Si la guerre reste lointaine, à Karima, elle est dans tous les esprits et toutes les discussions. Amjad Awad était bijoutier sur un marché de la capitale. Comme des dizaines de milliers d’autres, il s’est réfugié dans sa ville natale : « Ici, tout le monde a le sentiment que la guerre n’est pas loin. Il y a quelques mois à peine, les paramilitaires ont attaqué le Triangle à la frontière libyenne. Tout le monde se demandait s’ils allaient attaquer Karima. On vit dans l’angoisse. Quand tu dors la nuit, tu gardes toujours en tête que des drones peuvent frapper. »

Le 13 novembre 2025, une quinzaine de drones suicides ont été lancés par les paramilitaires sur le barrage de Mérowé, endommageant la plus grande installation hydroélectrique du Soudan.
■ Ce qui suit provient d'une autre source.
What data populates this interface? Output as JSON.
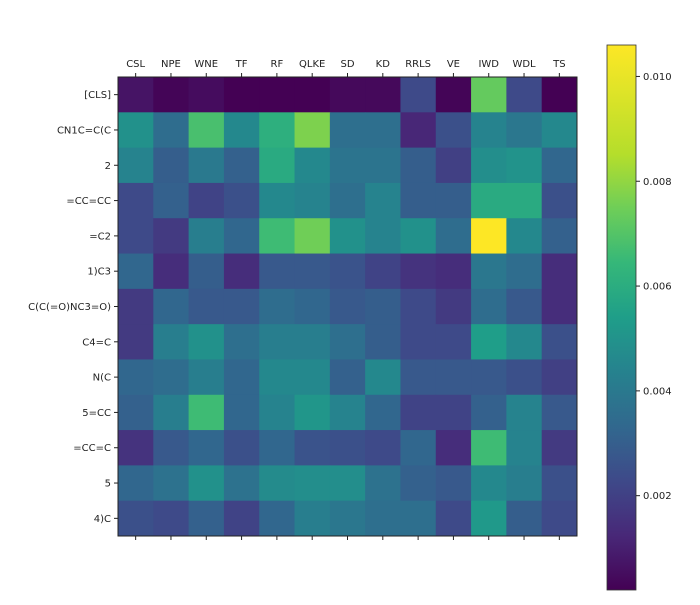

Les coupures d’électricité et surtout la paralysie des routes commerciales minent l’économie locale, selon Moubarak Al-Tayeb, producteur de dattes.

« On plante des dattiers depuis des générations. C’est notre héritage, raconte-t-il. Mais la guerre touche directement les cultivateurs. Pendant six mois, l’électricité était coupée, le réseau a été réparé et, deux semaines après, il était à nouveau frappé par les drones. Sans électricité, les pompes à eau se sont arrêtées. Toutes nos cultures sont mortes de sécheresse, détaille le producteur. Des déplacés sont venus se réfugier ici par milliers. La guerre a des conséquences sur l’éducation, la santé, le pouvoir d’achat. Aujourd’hui, les gens n’ont plus les moyens d’envoyer leurs enfants à l’université. Les jeunes s’engagent dans l’armée. Ou bien beaucoup s’exilent à l’étranger et certains vont travailler dans les mines d’or. »
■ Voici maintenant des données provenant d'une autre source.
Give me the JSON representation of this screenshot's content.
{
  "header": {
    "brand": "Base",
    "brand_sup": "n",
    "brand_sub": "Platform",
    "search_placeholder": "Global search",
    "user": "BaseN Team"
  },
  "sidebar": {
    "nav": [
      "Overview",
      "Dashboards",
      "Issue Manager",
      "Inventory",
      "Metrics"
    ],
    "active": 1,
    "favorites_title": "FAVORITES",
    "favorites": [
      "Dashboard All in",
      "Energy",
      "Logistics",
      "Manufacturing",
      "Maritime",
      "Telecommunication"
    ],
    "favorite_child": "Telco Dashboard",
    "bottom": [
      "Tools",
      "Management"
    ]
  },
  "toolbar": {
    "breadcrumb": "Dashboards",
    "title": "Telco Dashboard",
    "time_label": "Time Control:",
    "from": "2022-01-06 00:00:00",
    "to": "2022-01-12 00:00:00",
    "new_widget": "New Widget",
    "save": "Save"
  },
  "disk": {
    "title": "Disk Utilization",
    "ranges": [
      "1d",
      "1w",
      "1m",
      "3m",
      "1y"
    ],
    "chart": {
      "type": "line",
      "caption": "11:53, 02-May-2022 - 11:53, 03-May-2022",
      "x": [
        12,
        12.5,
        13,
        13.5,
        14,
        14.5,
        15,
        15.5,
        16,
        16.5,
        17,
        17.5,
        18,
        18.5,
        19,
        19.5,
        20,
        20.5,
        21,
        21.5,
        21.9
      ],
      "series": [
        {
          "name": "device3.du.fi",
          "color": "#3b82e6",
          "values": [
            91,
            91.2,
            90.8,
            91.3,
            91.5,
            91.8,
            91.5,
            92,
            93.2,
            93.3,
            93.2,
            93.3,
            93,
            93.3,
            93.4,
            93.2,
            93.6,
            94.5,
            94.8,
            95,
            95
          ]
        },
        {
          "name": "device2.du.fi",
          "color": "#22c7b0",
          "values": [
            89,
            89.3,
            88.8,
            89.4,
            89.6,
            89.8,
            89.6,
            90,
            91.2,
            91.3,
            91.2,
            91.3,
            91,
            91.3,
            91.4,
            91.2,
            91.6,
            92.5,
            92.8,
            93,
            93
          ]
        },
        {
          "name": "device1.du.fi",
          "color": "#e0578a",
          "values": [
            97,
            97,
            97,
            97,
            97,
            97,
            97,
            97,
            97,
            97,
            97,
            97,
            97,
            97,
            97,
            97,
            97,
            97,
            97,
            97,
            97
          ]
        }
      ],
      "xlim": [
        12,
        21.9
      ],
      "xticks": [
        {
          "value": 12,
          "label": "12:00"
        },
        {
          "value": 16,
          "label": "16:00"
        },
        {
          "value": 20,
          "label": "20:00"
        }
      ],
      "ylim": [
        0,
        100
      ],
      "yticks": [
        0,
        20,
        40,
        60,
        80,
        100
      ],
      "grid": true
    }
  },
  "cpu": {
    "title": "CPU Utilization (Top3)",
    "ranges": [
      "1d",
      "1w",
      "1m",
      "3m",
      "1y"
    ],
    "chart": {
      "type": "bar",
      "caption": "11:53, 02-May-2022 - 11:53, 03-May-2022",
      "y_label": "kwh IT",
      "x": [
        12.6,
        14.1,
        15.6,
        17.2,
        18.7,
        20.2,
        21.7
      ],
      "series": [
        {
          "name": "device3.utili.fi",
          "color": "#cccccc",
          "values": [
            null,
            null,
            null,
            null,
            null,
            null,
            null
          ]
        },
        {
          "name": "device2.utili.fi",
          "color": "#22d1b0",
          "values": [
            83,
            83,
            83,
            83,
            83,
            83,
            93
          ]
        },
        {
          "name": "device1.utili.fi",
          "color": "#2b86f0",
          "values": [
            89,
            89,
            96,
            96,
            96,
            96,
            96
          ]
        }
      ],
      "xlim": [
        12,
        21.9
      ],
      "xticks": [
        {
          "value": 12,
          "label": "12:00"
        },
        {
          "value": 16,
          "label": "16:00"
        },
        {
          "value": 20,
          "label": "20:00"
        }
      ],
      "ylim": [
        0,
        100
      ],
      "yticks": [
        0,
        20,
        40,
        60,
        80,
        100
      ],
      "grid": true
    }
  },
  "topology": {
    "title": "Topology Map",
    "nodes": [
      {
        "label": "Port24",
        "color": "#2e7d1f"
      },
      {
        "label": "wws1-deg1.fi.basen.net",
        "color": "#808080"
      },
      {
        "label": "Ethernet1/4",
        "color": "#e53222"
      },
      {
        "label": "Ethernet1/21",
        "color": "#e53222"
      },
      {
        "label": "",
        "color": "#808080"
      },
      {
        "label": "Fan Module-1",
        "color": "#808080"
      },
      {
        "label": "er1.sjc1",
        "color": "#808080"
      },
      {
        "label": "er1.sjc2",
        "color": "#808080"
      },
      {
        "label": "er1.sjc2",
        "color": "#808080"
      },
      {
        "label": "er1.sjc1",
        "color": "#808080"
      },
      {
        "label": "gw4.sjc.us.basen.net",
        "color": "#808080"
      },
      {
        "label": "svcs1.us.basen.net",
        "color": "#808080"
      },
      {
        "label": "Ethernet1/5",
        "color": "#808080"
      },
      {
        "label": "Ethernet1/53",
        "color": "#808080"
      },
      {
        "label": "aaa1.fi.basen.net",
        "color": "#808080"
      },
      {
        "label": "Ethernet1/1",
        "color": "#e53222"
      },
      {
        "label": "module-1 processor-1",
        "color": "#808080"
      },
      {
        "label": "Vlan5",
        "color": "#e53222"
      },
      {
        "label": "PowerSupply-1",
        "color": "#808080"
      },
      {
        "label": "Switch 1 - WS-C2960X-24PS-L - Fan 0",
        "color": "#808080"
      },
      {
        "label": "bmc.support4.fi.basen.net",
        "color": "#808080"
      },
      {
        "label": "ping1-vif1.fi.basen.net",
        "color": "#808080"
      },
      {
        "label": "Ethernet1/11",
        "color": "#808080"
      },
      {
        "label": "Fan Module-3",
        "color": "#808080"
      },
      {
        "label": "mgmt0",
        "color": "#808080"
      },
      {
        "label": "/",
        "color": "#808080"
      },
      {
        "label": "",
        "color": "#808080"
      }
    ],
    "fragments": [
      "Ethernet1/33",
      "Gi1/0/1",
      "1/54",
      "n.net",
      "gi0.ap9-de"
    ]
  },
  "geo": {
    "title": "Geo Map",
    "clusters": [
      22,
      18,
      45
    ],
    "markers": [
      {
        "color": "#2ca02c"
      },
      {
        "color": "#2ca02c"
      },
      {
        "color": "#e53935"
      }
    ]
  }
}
« Que Dieu nous venge des Forces de soutien rapide »

Le soir venu, Karima est plongée dans le noir : une ville entière brandit la lumière de son téléphone pour se guider dans les ruelles sombres avant l’heure du couvre-feu, fixé à 22 h.

Dans le souk, à l’heure de fermer boutique, Mustafa Sayed enrage : « Que Dieu nous venge des Forces de soutien rapide [les paramilitaires qui s’opposent à l’armée fédérale – NDLR]. Si encore ils n’avaient fait que voler de l’argent, mais ce qu’ils font, c’est qu’ils cassent tout sur leur passage. Ils appliquent la stratégie de la terre brûlée, s’énerve le commerçant. Moi, ici, à Karima, si le danger se rapproche, je rejoindrai la première base militaire pour prendre une kalachnikov : je mourrai pour défendre ma région. »
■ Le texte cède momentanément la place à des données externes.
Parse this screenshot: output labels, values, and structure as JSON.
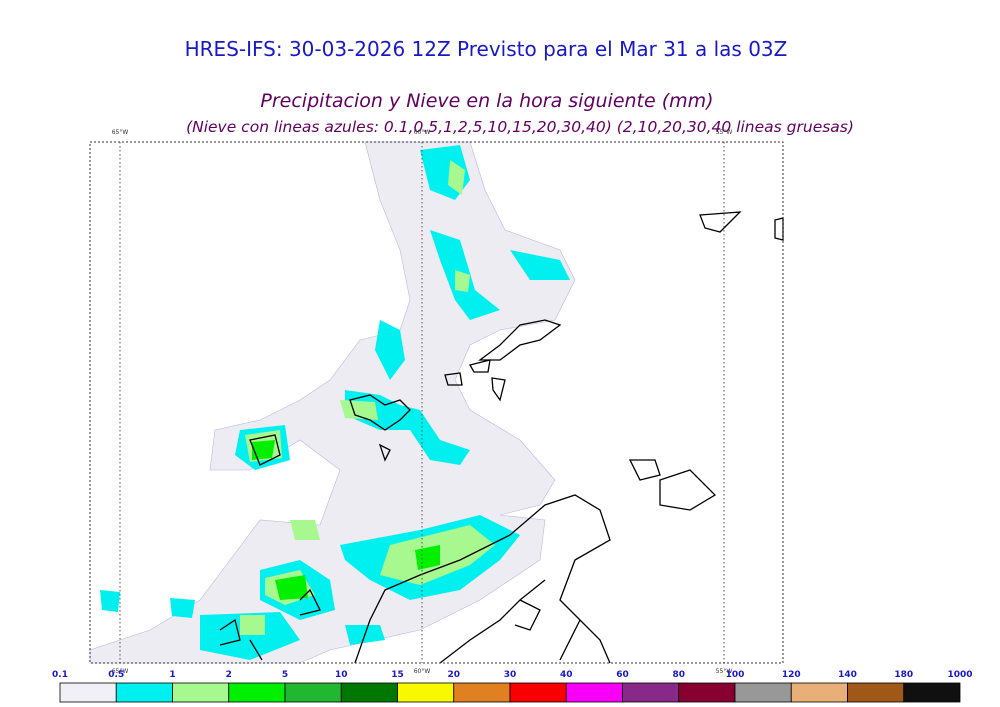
{
  "header": {
    "title": "HRES-IFS: 30-03-2026 12Z Previsto para el Mar 31 a las 03Z",
    "subtitle": "Precipitacion y Nieve en la hora siguiente (mm)",
    "note": "(Nieve con lineas azules: 0.1,0.5,1,2,5,10,15,20,30,40)  (2,10,20,30,40 lineas gruesas)"
  },
  "map": {
    "longitude_labels": [
      "65°W",
      "60°W",
      "55°W"
    ]
  },
  "colorbar": {
    "levels": [
      0.1,
      0.5,
      1,
      2,
      5,
      10,
      15,
      20,
      30,
      40,
      60,
      80,
      100,
      120,
      140,
      180,
      1000
    ],
    "colors": [
      "#f0f0f6",
      "#00f0f0",
      "#a8f890",
      "#00f000",
      "#20b830",
      "#007800",
      "#f8f800",
      "#e08020",
      "#f80000",
      "#f800f8",
      "#882888",
      "#880030",
      "#989898",
      "#e8b078",
      "#a05818",
      "#101010"
    ]
  }
}
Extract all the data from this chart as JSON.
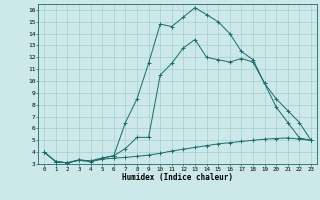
{
  "title": "",
  "xlabel": "Humidex (Indice chaleur)",
  "xlim": [
    -0.5,
    23.5
  ],
  "ylim": [
    3,
    16.5
  ],
  "xticks": [
    0,
    1,
    2,
    3,
    4,
    5,
    6,
    7,
    8,
    9,
    10,
    11,
    12,
    13,
    14,
    15,
    16,
    17,
    18,
    19,
    20,
    21,
    22,
    23
  ],
  "yticks": [
    3,
    4,
    5,
    6,
    7,
    8,
    9,
    10,
    11,
    12,
    13,
    14,
    15,
    16
  ],
  "bg_color": "#cce8e8",
  "line_color": "#1a6b6b",
  "series1": [
    [
      0,
      4
    ],
    [
      1,
      3.2
    ],
    [
      2,
      3.1
    ],
    [
      3,
      3.3
    ],
    [
      4,
      3.2
    ],
    [
      5,
      3.4
    ],
    [
      6,
      3.5
    ],
    [
      7,
      3.55
    ],
    [
      8,
      3.65
    ],
    [
      9,
      3.75
    ],
    [
      10,
      3.9
    ],
    [
      11,
      4.1
    ],
    [
      12,
      4.25
    ],
    [
      13,
      4.4
    ],
    [
      14,
      4.55
    ],
    [
      15,
      4.7
    ],
    [
      16,
      4.8
    ],
    [
      17,
      4.9
    ],
    [
      18,
      5.0
    ],
    [
      19,
      5.1
    ],
    [
      20,
      5.15
    ],
    [
      21,
      5.2
    ],
    [
      22,
      5.1
    ],
    [
      23,
      5.0
    ]
  ],
  "series2": [
    [
      0,
      4
    ],
    [
      1,
      3.2
    ],
    [
      2,
      3.1
    ],
    [
      3,
      3.35
    ],
    [
      4,
      3.25
    ],
    [
      5,
      3.5
    ],
    [
      6,
      3.7
    ],
    [
      7,
      6.5
    ],
    [
      8,
      8.5
    ],
    [
      9,
      11.5
    ],
    [
      10,
      14.8
    ],
    [
      11,
      14.6
    ],
    [
      12,
      15.4
    ],
    [
      13,
      16.2
    ],
    [
      14,
      15.6
    ],
    [
      15,
      15.0
    ],
    [
      16,
      14.0
    ],
    [
      17,
      12.5
    ],
    [
      18,
      11.8
    ],
    [
      19,
      9.8
    ],
    [
      20,
      8.5
    ],
    [
      21,
      7.5
    ],
    [
      22,
      6.5
    ],
    [
      23,
      5.0
    ]
  ],
  "series3": [
    [
      0,
      4
    ],
    [
      1,
      3.2
    ],
    [
      2,
      3.1
    ],
    [
      3,
      3.35
    ],
    [
      4,
      3.25
    ],
    [
      5,
      3.5
    ],
    [
      6,
      3.7
    ],
    [
      7,
      4.3
    ],
    [
      8,
      5.25
    ],
    [
      9,
      5.25
    ],
    [
      10,
      10.5
    ],
    [
      11,
      11.5
    ],
    [
      12,
      12.8
    ],
    [
      13,
      13.5
    ],
    [
      14,
      12.0
    ],
    [
      15,
      11.8
    ],
    [
      16,
      11.6
    ],
    [
      17,
      11.9
    ],
    [
      18,
      11.6
    ],
    [
      19,
      9.8
    ],
    [
      20,
      7.8
    ],
    [
      21,
      6.5
    ],
    [
      22,
      5.2
    ],
    [
      23,
      5.0
    ]
  ]
}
Dans le sillage de la mobilisation décrétée aux premiers jours de la guerre par le général Abdel Fattah al-Burhan, à la tête de l’armée régulière, des dizaines de milliers d’hommes se sont engagés sous les drapeaux. Chaque région du Soudan a désormais sa propre milice. Le pays entier s’est converti en une caserne militaire à ciel ouvert.